Fast forward to Christmas and the Boxing Day run that is a local fun run of 3 1/2 miles off road up hill, down dale, through the Devils Punchbowl, with, for some, a pint of beer at 2 1/2 miles. My knee felt good, but stamina was out of the window, so I ran some and walked some, which was fine. Two days later I went out with a friend and did the same, but with different consequences! That night the burning came, at the side and to the back of my right hip!!! Waking me throughout the night.

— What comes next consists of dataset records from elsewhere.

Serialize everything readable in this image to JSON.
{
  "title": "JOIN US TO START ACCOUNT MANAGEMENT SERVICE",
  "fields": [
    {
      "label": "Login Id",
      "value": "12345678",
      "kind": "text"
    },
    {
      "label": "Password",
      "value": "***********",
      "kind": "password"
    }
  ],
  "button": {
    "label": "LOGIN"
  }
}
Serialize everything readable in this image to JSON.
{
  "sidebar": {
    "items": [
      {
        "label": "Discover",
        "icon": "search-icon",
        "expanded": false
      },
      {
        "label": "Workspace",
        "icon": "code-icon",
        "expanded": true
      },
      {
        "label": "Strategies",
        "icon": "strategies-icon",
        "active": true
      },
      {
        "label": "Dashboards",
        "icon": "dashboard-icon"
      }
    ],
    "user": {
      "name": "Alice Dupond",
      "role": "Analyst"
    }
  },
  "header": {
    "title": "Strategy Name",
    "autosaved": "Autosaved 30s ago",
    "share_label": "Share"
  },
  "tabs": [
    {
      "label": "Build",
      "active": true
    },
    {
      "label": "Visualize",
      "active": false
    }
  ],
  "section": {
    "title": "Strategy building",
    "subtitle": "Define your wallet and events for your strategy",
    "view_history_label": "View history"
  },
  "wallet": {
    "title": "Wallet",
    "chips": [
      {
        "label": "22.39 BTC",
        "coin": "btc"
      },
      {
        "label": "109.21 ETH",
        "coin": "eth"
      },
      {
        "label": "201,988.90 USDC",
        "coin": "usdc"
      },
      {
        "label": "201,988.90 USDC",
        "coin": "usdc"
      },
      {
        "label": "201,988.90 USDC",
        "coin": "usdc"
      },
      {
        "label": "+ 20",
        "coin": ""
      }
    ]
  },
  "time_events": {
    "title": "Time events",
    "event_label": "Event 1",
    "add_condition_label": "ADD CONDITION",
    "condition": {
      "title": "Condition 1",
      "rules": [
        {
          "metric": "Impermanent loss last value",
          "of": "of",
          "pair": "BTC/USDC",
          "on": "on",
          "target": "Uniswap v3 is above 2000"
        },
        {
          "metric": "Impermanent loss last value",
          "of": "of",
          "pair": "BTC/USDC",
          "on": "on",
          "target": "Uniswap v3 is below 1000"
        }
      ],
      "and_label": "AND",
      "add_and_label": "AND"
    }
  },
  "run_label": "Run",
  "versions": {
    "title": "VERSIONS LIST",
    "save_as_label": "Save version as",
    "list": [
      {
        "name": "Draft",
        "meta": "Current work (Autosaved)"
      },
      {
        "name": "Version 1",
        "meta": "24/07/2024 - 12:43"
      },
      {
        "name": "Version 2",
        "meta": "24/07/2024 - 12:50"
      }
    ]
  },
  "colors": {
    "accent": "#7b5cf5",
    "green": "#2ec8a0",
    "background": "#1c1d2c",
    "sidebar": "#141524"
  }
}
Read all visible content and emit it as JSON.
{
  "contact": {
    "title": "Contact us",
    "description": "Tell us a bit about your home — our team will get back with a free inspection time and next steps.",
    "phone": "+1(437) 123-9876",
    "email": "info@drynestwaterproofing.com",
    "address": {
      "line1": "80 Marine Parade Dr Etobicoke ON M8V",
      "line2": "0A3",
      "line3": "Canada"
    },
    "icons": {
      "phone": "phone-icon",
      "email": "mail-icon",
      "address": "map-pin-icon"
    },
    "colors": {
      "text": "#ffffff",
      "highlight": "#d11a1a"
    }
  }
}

I thought this would ease with rest. I am not one to take pain killers readily, so didn’t. But after two weeks of being woken constantly through the night 6/7 times, and being sore during the day, I ventured to my physio, with the thought that I was heading for my first THR!!! I was really quite nervous of what she would say.
Well, to cut a long story short, I wasn’t up for a THR! TG!! Basically, I had inflamed my medial glutes. My actions following my knee injury had basically caused my glutes to shut down, so when I came to run on Boxing Day, and the subsequent run, wearing my trainers with orthotics in them, which I hadn’t worn for two months, my poor medial glutes didn’t know what to do. What I should have realised is that even though I had had an injury, I still needed to be doing some form of exercise! Strength and conditioning stuff, and some form of cardio vascular! So lots of anti-inflammatories and an arm full of exercises later, I have started running, doing a three mile run without any pain following it!
It has made me realise that this is really not about me and running now, it is about me and being able to walk normally in 10/20/and hopefully 30 years down the line. It has to become my way of life from here on in. I need to be keeping the muscles in my hips working 24/7 (well, obviously not quite, but you know what I mean). I cannot afford to be slack otherwise when the THR does come, it will be 100 times harder to recover, and recover well from. I have started regular Pilates and Body Balance classes, and I am doing my exercises religiously.
So what next? A Choclathon in April – 9km with a chocolate stop every 2km, and then the Windsor half-marathon in September. Sensible choices but with the thought of something a little more next year … another marathon perhaps…we shall see what the body dictates!